でも、そんなわけにはいかない。だってお母さんは、これから働くどころか自分のことだって満足にできないかもしれないのだ。
「今日、京都のおばあちゃんが来たんだ」
『お見舞いに?』
「うん。それでね……お母さん、私が大学に入ったらおばあちゃんと一緒に京都に帰る話をしてたの」
『まぁ……ひとりじゃ大変だもんな』
「……私、大学行くのやめようかな」
ぽつりと呟くと、奏が戸惑いの声を上げる。
『は? いや、なんでそうなるんだよ?』
「だって、私のせいでこんなことになったのに、私だけ夢を追いかけるなんてできないよ! 今度は私がお母さんを支えてあげなきゃ……」
『なに言ってんだよ、ダメだよ! 小春さんは、そんなこと絶対望んでない! そもそも小春さんは、お前を大学に行かせるために仕事を頑張ってたのに……』
「分かってるよそんなこと!」
言われなくたって分かっている。でも……。
「ICUにいるお母さんを見て気付いたの。お母さん、すごく小さくて……歳とってた」
私の中のお母さんは、若くて可愛くて、大きかったはずなのに。いつの間に、あんなに……。
病室で見たお母さんは皺がたくさんあって、顔色も悪かった。
いつもはきれいに化粧をしてるから、気付かなかった?
いや、そんなことはない。私が現実を見ようとしていなかっただけだ。お母さんの優しさに甘えて、私は今を見ていなかった。
『まぁ、俺らももうすぐ大学生になるんだし……それは仕方ないだろ』
「……考えたんだ。私がお母さんと一緒にいられる時間って、あとどれくらいなのかな」
『それは……』
奏が言葉に詰まったように黙り込んだ。
入院しているお母さんを見て確信した。お母さんと一緒にいられる時間は、きっともうそんなにない。
それならば、私はもうお母さんをひとりになんてしたくない。無理させたくない。
すると、奏が寂しげに言った。
『……なんでそんなこと言うんだよ。一緒に夢を叶えようって約束したじゃん。あれはどうなるんだよ。諦めるのか? じゃあ、俺は? ことりが京都に行ったら、それこそ離ればなれじゃん。小春さんと離れるのはダメで、俺と離れるのはいいの? なんだよそれ……俺はいやだよ。

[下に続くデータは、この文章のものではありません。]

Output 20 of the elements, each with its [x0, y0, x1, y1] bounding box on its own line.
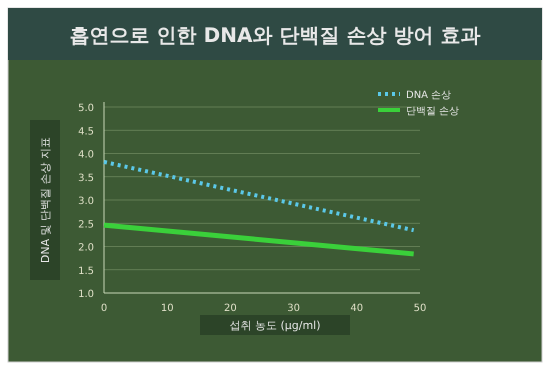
x-tick-label: 30: [287, 303, 300, 314]
y-tick-label: 4.5: [78, 126, 94, 138]
x-tick-label: 10: [160, 303, 174, 314]
y-tick-label: 2.0: [78, 242, 94, 254]
y-tick-label: 3.5: [78, 172, 94, 184]
y-tick-label: 3.0: [78, 196, 94, 207]
y-tick-label: 4.0: [78, 150, 94, 160]
y-tick-label: 1.0: [78, 289, 94, 300]
x-tick-label: 0: [100, 303, 108, 314]
legend-label: 단백질 손상: [406, 106, 460, 117]
x-tick-label: 20: [224, 303, 237, 314]
x-tick-label: 40: [350, 303, 364, 314]
y-axis-title: DNA 및 단백질 손상 지표: [39, 136, 52, 264]
y-tick-label: 1.5: [78, 266, 94, 277]
y-tick-label: 2.5: [78, 219, 94, 230]
legend-label: DNA 손상: [406, 90, 452, 101]
y-tick-label: 5.0: [78, 103, 94, 114]
chart-title: 흡연으로 인한 DNA와 단백질 손상 방어 효과: [70, 23, 480, 47]
x-tick-label: 50: [414, 303, 426, 314]
x-axis-title: 섭취 농도 (μg/ml): [229, 319, 321, 332]
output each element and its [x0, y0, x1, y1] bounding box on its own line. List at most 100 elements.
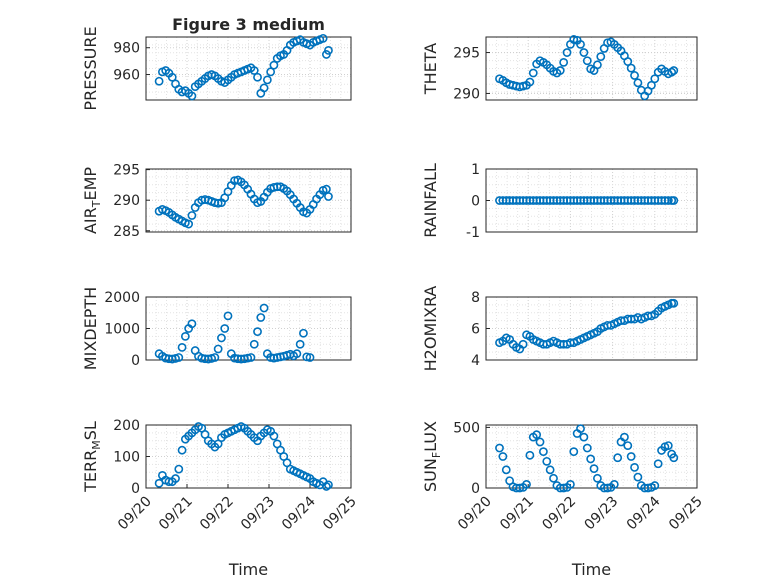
data-point	[305, 353, 315, 362]
data-point	[596, 52, 606, 62]
data-point	[217, 333, 226, 343]
data-point	[633, 78, 643, 88]
y-axis-label-mixdepth: MIXDEPTH	[81, 287, 100, 370]
data-point	[522, 479, 531, 489]
data-point	[525, 450, 535, 460]
data-point	[292, 349, 302, 359]
data-point	[582, 56, 592, 66]
data-point	[246, 353, 256, 362]
x-tick-label: 09/21	[497, 494, 537, 534]
data-point	[562, 48, 572, 57]
data-point	[623, 57, 633, 66]
y-axis-label-sunflux: SUNFLUX	[421, 421, 443, 492]
data-point	[630, 71, 639, 80]
data-point	[259, 303, 269, 313]
data-point	[177, 445, 187, 455]
y-axis-label-theta: THETA	[421, 43, 440, 95]
data-point	[626, 452, 636, 461]
data-point	[167, 72, 177, 82]
data-point	[542, 456, 552, 466]
axes-frame	[485, 168, 698, 233]
y-tick-label: 0	[131, 353, 140, 369]
data-point	[647, 80, 656, 90]
data-point	[259, 83, 269, 93]
y-tick-label: 980	[113, 41, 140, 57]
y-tick-label: 8	[471, 290, 480, 306]
data-point	[256, 313, 266, 322]
data-point	[620, 432, 629, 442]
y-axis-label-airtemp: AIRTEMP	[81, 167, 103, 234]
data-point	[559, 483, 569, 493]
y-axis-label-h2omixra: H2OMIXRA	[421, 286, 440, 372]
data-point	[663, 196, 673, 205]
data-point	[545, 465, 555, 475]
data-point	[528, 68, 538, 78]
data-point	[566, 479, 575, 489]
y-tick-label: 1000	[104, 322, 140, 338]
x-tick-label: 09/25	[666, 494, 706, 534]
data-point	[593, 60, 602, 70]
data-point	[603, 483, 612, 493]
data-point	[223, 311, 233, 321]
data-point	[269, 431, 279, 441]
axes-frame	[485, 36, 698, 101]
data-point	[589, 464, 599, 474]
data-point	[213, 344, 223, 354]
data-point	[174, 353, 184, 362]
data-point	[555, 66, 565, 75]
panel-rainfall: -1 0 1 RAINFALL	[421, 162, 698, 241]
data-point	[538, 447, 548, 457]
y-tick-label: 0	[471, 481, 480, 497]
y-tick-label: -1	[466, 225, 480, 241]
panel-theta: 290 295 THETA	[421, 35, 698, 102]
data-point	[586, 454, 596, 464]
axes-frame	[145, 36, 352, 101]
data-point	[184, 219, 194, 229]
data-point	[667, 67, 677, 77]
data-point	[579, 48, 589, 57]
x-axis-label: Time	[228, 560, 268, 579]
data-point	[663, 441, 673, 450]
x-tick-label: 09/20	[115, 494, 155, 534]
axes-frame	[485, 296, 698, 361]
panel-sunflux: 0 500 09/20 09/21 09/22 09/23 09/24 09/25 SUNFLU…	[421, 420, 706, 579]
chart-title: Figure 3 medium	[172, 15, 325, 34]
y-tick-label: 295	[453, 46, 480, 62]
data-point	[174, 464, 184, 474]
data-point	[253, 327, 262, 337]
axes-frame	[145, 424, 352, 489]
y-tick-label: 295	[113, 163, 140, 179]
data-point	[623, 441, 633, 450]
data-point	[498, 452, 508, 461]
y-tick-label: 0	[471, 194, 480, 210]
data-point	[495, 443, 504, 453]
y-tick-label: 200	[113, 418, 140, 434]
x-tick-label: 09/23	[238, 494, 278, 534]
y-tick-label: 100	[113, 450, 140, 466]
data-point	[321, 482, 331, 491]
panel-terrmsl: 0 100 200 09/20 09/21 09/22 09/23 09/24 09/25 TER…	[81, 418, 360, 579]
data-point	[559, 57, 569, 67]
data-point	[582, 443, 592, 453]
y-axis-label-terrmsl: TERRMSL	[81, 421, 103, 493]
data-point	[324, 192, 333, 201]
data-point	[593, 473, 602, 483]
data-point	[266, 67, 276, 77]
x-tick-label: 09/24	[624, 493, 664, 533]
y-tick-label: 1	[471, 162, 480, 178]
data-point	[180, 331, 190, 341]
data-point	[243, 353, 253, 363]
data-point	[669, 453, 679, 463]
axes-frame	[485, 424, 698, 489]
panel-pressure: 960 980 PRESSURE Figure 3 medium	[81, 15, 352, 111]
data-point	[210, 353, 220, 362]
data-point	[324, 480, 333, 490]
data-point	[669, 298, 679, 308]
panel-airtemp: 285 290 295 AIRTEMP	[81, 163, 352, 240]
data-point	[324, 46, 333, 55]
data-point	[576, 424, 585, 434]
x-tick-label: 09/23	[582, 494, 622, 534]
data-point	[295, 339, 305, 349]
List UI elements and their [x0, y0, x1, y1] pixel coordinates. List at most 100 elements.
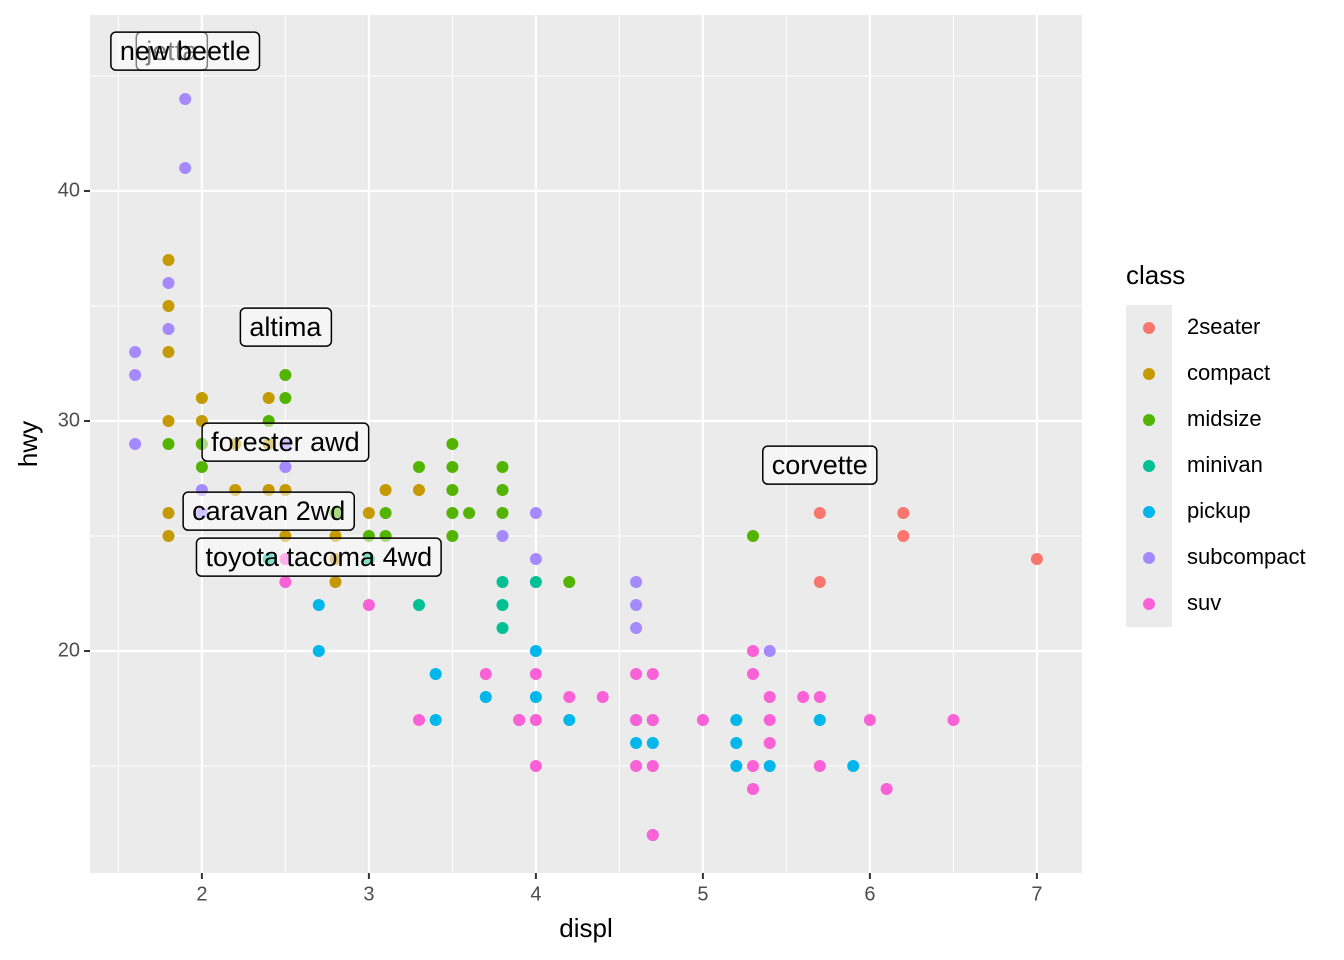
- point: [646, 668, 659, 681]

ことりと一緒にいたいのに』
「……それは……」
返す言葉を探していると、奏が不意に言った。
『ことりにとって、俺ってそんなもんだったんだな』
寂しげな声にハッとする。
「違うよ、かな……」
慌てて弁明しようとしたものの、プツッと通話が切れてしまった。
無情な機械音を聴きながら、私は今度こそ立ち尽くした。